Last week I helped out at the Carrie Parry Fit Trial and Trunkshow at Alvanon. That’s a lot of information right there so I’ll back up.
Carrie Parry is designer based in NYC who, according to her FB page, is committed to “using mindfully sourced materials, supporting artisans worldwide and our environment for future generations to come.” So clearly she’s got her finger on the pulse of the future of fashion and is always collaborating on something cool. Speaking of cool collaborations, for her lookbook, she used “non-model” models who took pictures of themselves using a remote camera trigger. Here are a couple looks from her Fall 2012 collection.:
Next up, Alvanon. In case it hasn’t become clear how vast the fashion industry is, here is another segment that proves the point: Alvanon is an “apparel fit expert” that collects and analyzes information about body types around the world in order to conquer the ever elusive challenge of “fit.” If you think about it, it’s a herculean task riddled with psychological, socio-economical, and ever-changing aesthetic and biological implications. It’s like defining umami or staying in tune. Here’s their holiday picture from their FB page that I found magnificent and hilarious:
So Carrie Parry had the moxie, chutzpah, self-confidence, to invite people to try on her clothes,
complain about the fit answer some fit questions, and then hopefully buy a few items. I thought it was very brave of her to do this given all the hangups people have about their bodies and what they perceive as good fit – I have done my fair share of alterations and it’s rarely about the garments. But feedback is feedback and I think she walked away with an immense amount of information about who her customer is and what they want and expect from their garments.

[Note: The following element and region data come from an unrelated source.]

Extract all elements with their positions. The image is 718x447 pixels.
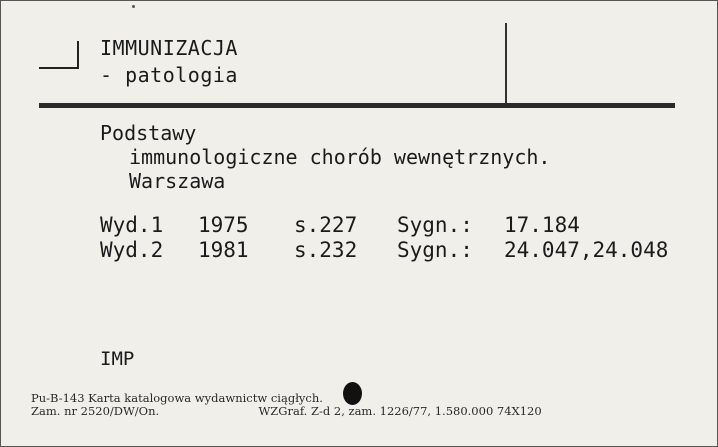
footer-line-2 [31, 405, 542, 418]
signature-value: 17.184 [504, 213, 580, 237]
year: 1981 [198, 238, 249, 262]
heading-line-1: IMMUNIZACJA [100, 36, 238, 60]
footer-print-info: WZGraf. Z-d 2, zam. 1226/77, 1.580.000 74X120 [258, 404, 542, 418]
pages: s.227 [294, 213, 358, 237]
edition: Wyd.1 [100, 213, 164, 237]
signature-value: 24.047,24.048 [504, 238, 669, 262]
title-block [100, 121, 550, 193]
signature-label: Sygn.: [397, 213, 473, 237]
signature-mark: IMP [100, 348, 135, 370]
publication-row [100, 213, 668, 238]
footer-order-number: Zam. nr 2520/DW/On. [31, 404, 160, 418]
ink-speck [132, 5, 135, 8]
corner-bracket [39, 41, 79, 69]
publication-row [100, 238, 668, 263]
vertical-divider [505, 23, 507, 105]
year: 1975 [198, 213, 249, 237]
heading-line-2: - patologia [100, 63, 238, 87]
edition: Wyd.2 [100, 238, 164, 262]
subject-heading [100, 35, 238, 89]
horizontal-rule [39, 103, 675, 108]
title-line-3: Warszawa [129, 169, 226, 193]
footer-line-1: Pu-B-143 Karta katalogowa wydawnictw ciągłych. [31, 391, 323, 405]
title-line-1: Podstawy [100, 121, 197, 145]
title-line-2: immunologiczne chorób wewnętrznych. [129, 145, 551, 169]
publication-list [100, 213, 668, 263]
signature-label: Sygn.: [397, 238, 473, 262]
printer-footer [31, 392, 542, 418]
pages: s.232 [294, 238, 358, 262]
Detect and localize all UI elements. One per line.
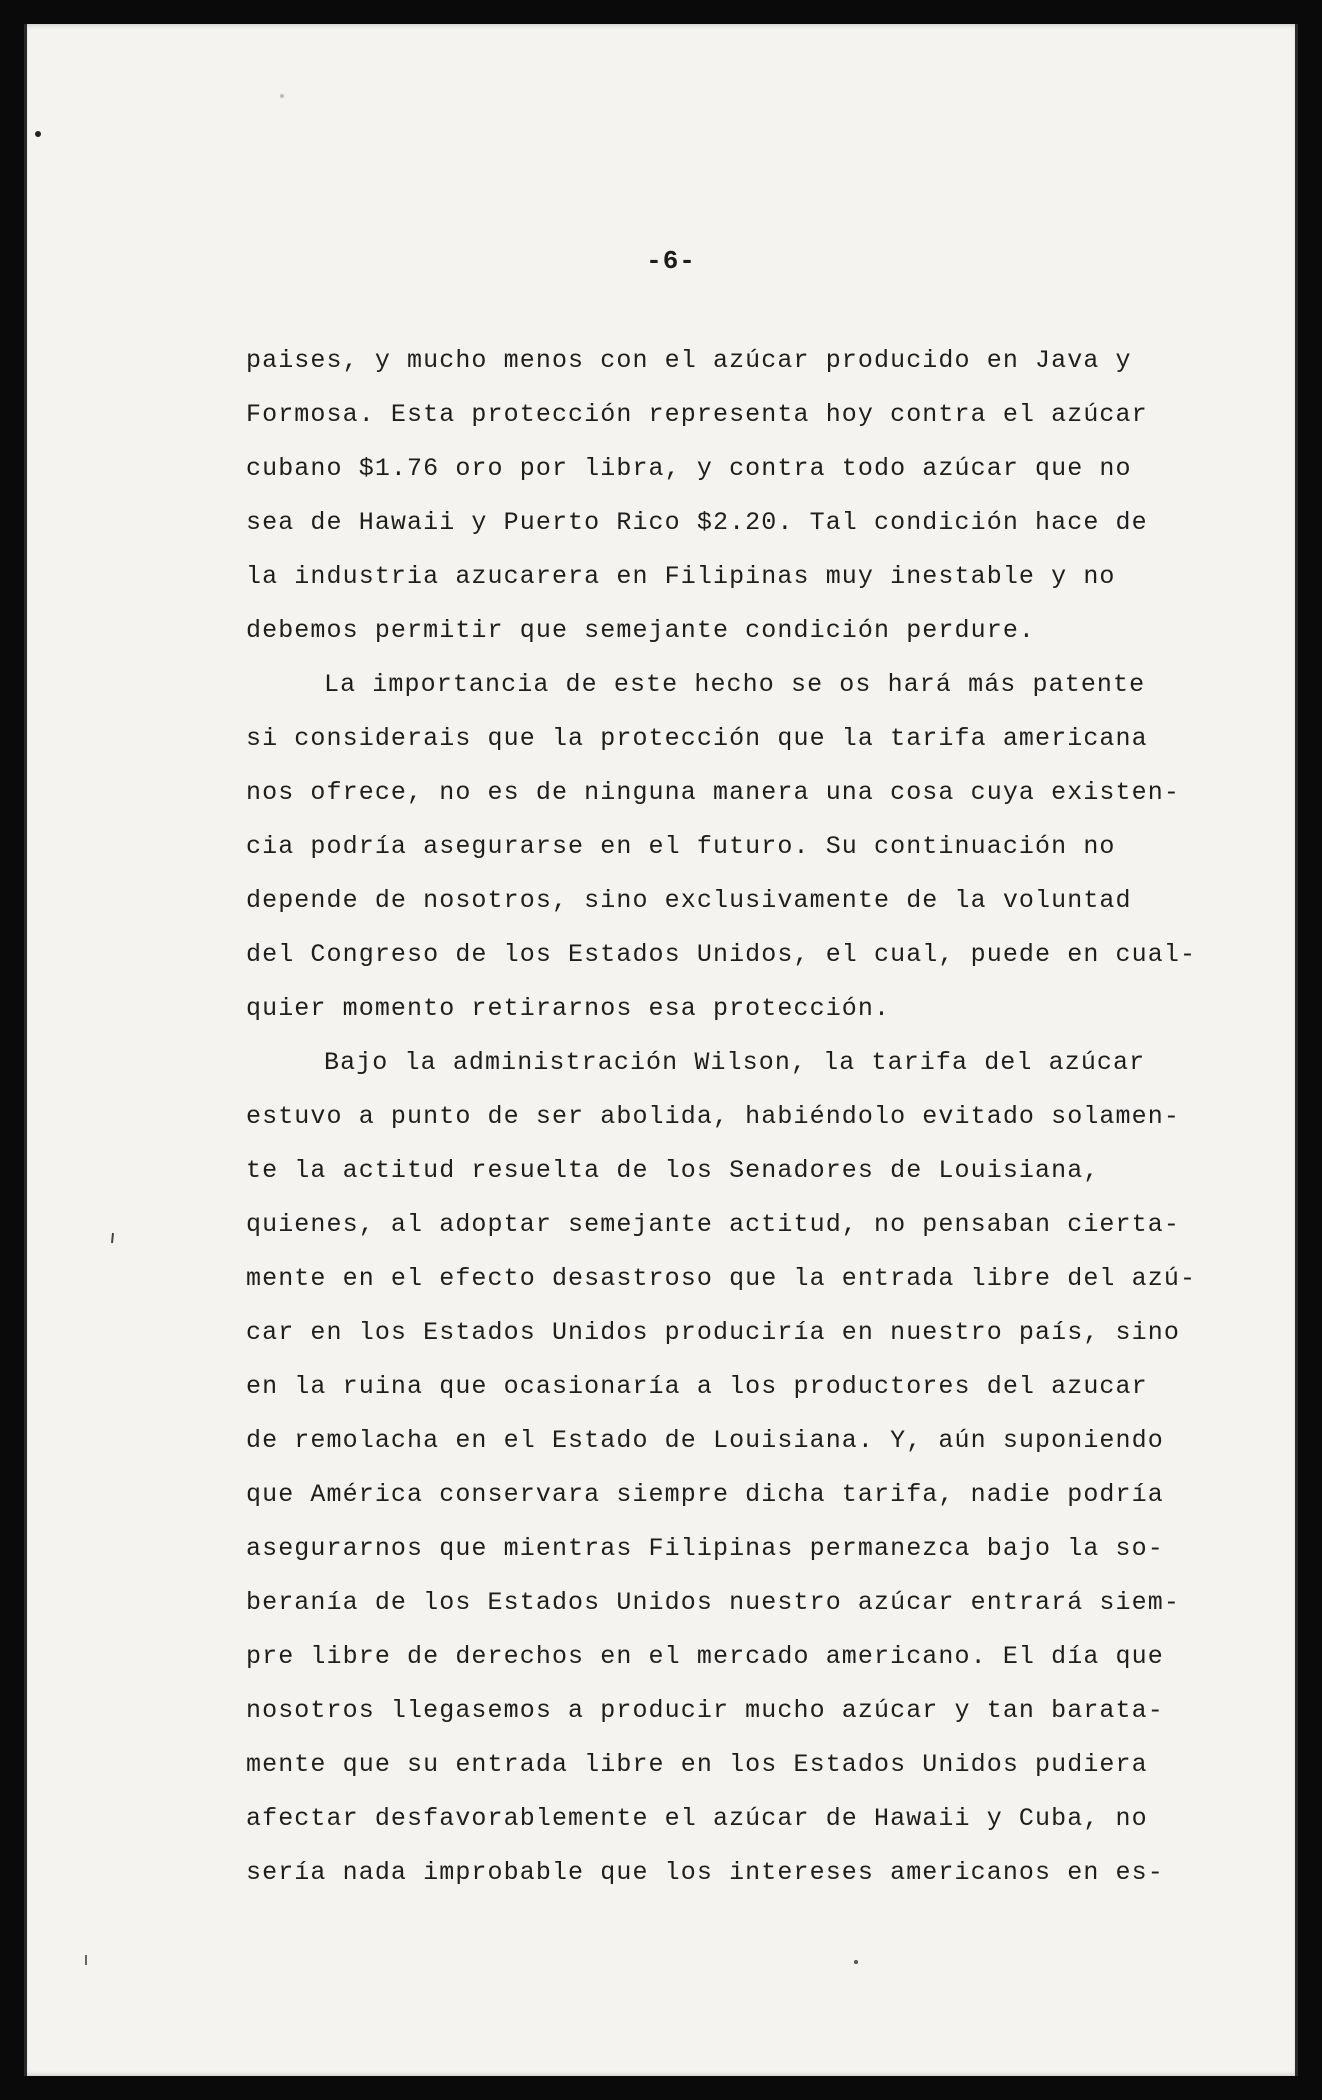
text-line: Bajo la administración Wilson, la tarifa del azúcar <box>324 1048 1146 1077</box>
text-line: cia podría asegurarse en el futuro. Su continuación no <box>246 832 1116 861</box>
document-page <box>24 24 1298 2076</box>
text-line: de remolacha en el Estado de Louisiana. Y, aún suponiendo <box>246 1426 1164 1455</box>
text-line: La importancia de este hecho se os hará más patente <box>324 670 1146 699</box>
text-line: Formosa. Esta protección representa hoy contra el azúcar <box>246 400 1148 429</box>
text-line: la industria azucarera en Filipinas muy inestable y no <box>246 562 1116 591</box>
text-line: cubano $1.76 oro por libra, y contra todo azúcar que no <box>246 454 1132 483</box>
text-line: quier momento retirarnos esa protección. <box>246 994 891 1023</box>
text-line: que América conservara siempre dicha tarifa, nadie podría <box>246 1480 1164 1509</box>
text-line: afectar desfavorablemente el azúcar de Hawaii y Cuba, no <box>246 1804 1148 1833</box>
text-line: asegurarnos que mientras Filipinas permanezca bajo la so- <box>246 1534 1164 1563</box>
text-line: mente en el efecto desastroso que la entrada libre del azú- <box>246 1264 1197 1293</box>
text-line: estuvo a punto de ser abolida, habiéndolo evitado solamen- <box>246 1102 1180 1131</box>
text-line: pre libre de derechos en el mercado americano. El día que <box>246 1642 1164 1671</box>
text-line: nos ofrece, no es de ninguna manera una cosa cuya existen- <box>246 778 1180 807</box>
text-line: debemos permitir que semejante condición perdure. <box>246 616 1036 645</box>
text-line: nosotros llegasemos a producir mucho azúcar y tan barata- <box>246 1696 1164 1725</box>
text-line: sea de Hawaii y Puerto Rico $2.20. Tal condición hace de <box>246 508 1148 537</box>
text-line: mente que su entrada libre en los Estados Unidos pudiera <box>246 1750 1148 1779</box>
text-line: te la actitud resuelta de los Senadores de Louisiana, <box>246 1156 1100 1185</box>
text-line: depende de nosotros, sino exclusivamente de la voluntad <box>246 886 1132 915</box>
page-number: -6- <box>646 246 696 276</box>
page-right-edge <box>1295 24 1298 2076</box>
text-line: car en los Estados Unidos produciría en nuestro país, sino <box>246 1318 1180 1347</box>
page-left-edge <box>24 24 27 2076</box>
text-line: paises, y mucho menos con el azúcar producido en Java y <box>246 346 1132 375</box>
text-line: beranía de los Estados Unidos nuestro azúcar entrará siem- <box>246 1588 1180 1617</box>
text-line: en la ruina que ocasionaría a los productores del azucar <box>246 1372 1148 1401</box>
text-line: quienes, al adoptar semejante actitud, no pensaban cierta- <box>246 1210 1180 1239</box>
text-line: si considerais que la protección que la tarifa americana <box>246 724 1148 753</box>
text-line: sería nada improbable que los intereses americanos en es- <box>246 1858 1164 1887</box>
document-body <box>246 334 1206 1900</box>
text-line: del Congreso de los Estados Unidos, el cual, puede en cual- <box>246 940 1197 969</box>
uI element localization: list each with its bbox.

Each person tried on about 5 different garments: top, skirt, pant, dress, jacket. Then, we had them tell us how it fit on scale from “strongly agree” to “strongly disagree.” Some of the fit questions were “This top is comfortable” and “On this top, the bust/waist/hip feels…” and “This top fits better than what I normally wear.” Even more specifically were questions about the range of motion in the armhole, how it feels across the back and if the bicep was too big or too small. Sleeves are a torture test in fit because while you need to be able to function in your clothes, you also don’t want a ton of excess fabric when you’re standing still. Getting people to move is really valuable. I always have people hug and pretend to drive in fittings. For bottoms, I make sure they squat and sit, and always, always, always take a walk around the room.
Finally, I got to do it:
I loved this dresscoat and found it fit me but was surprised (and pleased) that it was a size or so down from what I tend to wear. I guess that’s better than having it go up – but I try not to look at sizes anymore since we’re all weirdly shaped and have differing expectations about how true a size is. We all know by now that there is no consistency between brands either. So I’m glad Alvanon is getting to the bottom of this. It’s a vast study that everyone seems to have a strong opinion on.
So when you’re trying on those ugly, ironic Christmas sweaters from Urban Outfitters and shopping for those special L.L. Bean Chinos for your Dad or sneaking in a gift for yourself from this amazing selvage denim company that you’ve been wanting a pair from FOREVER and you don’t care they only make them for men and it’s Christmas so why the hell not, take a moment to consider what fit they intended, if you think it’s accurate, or if they’re just making it all up.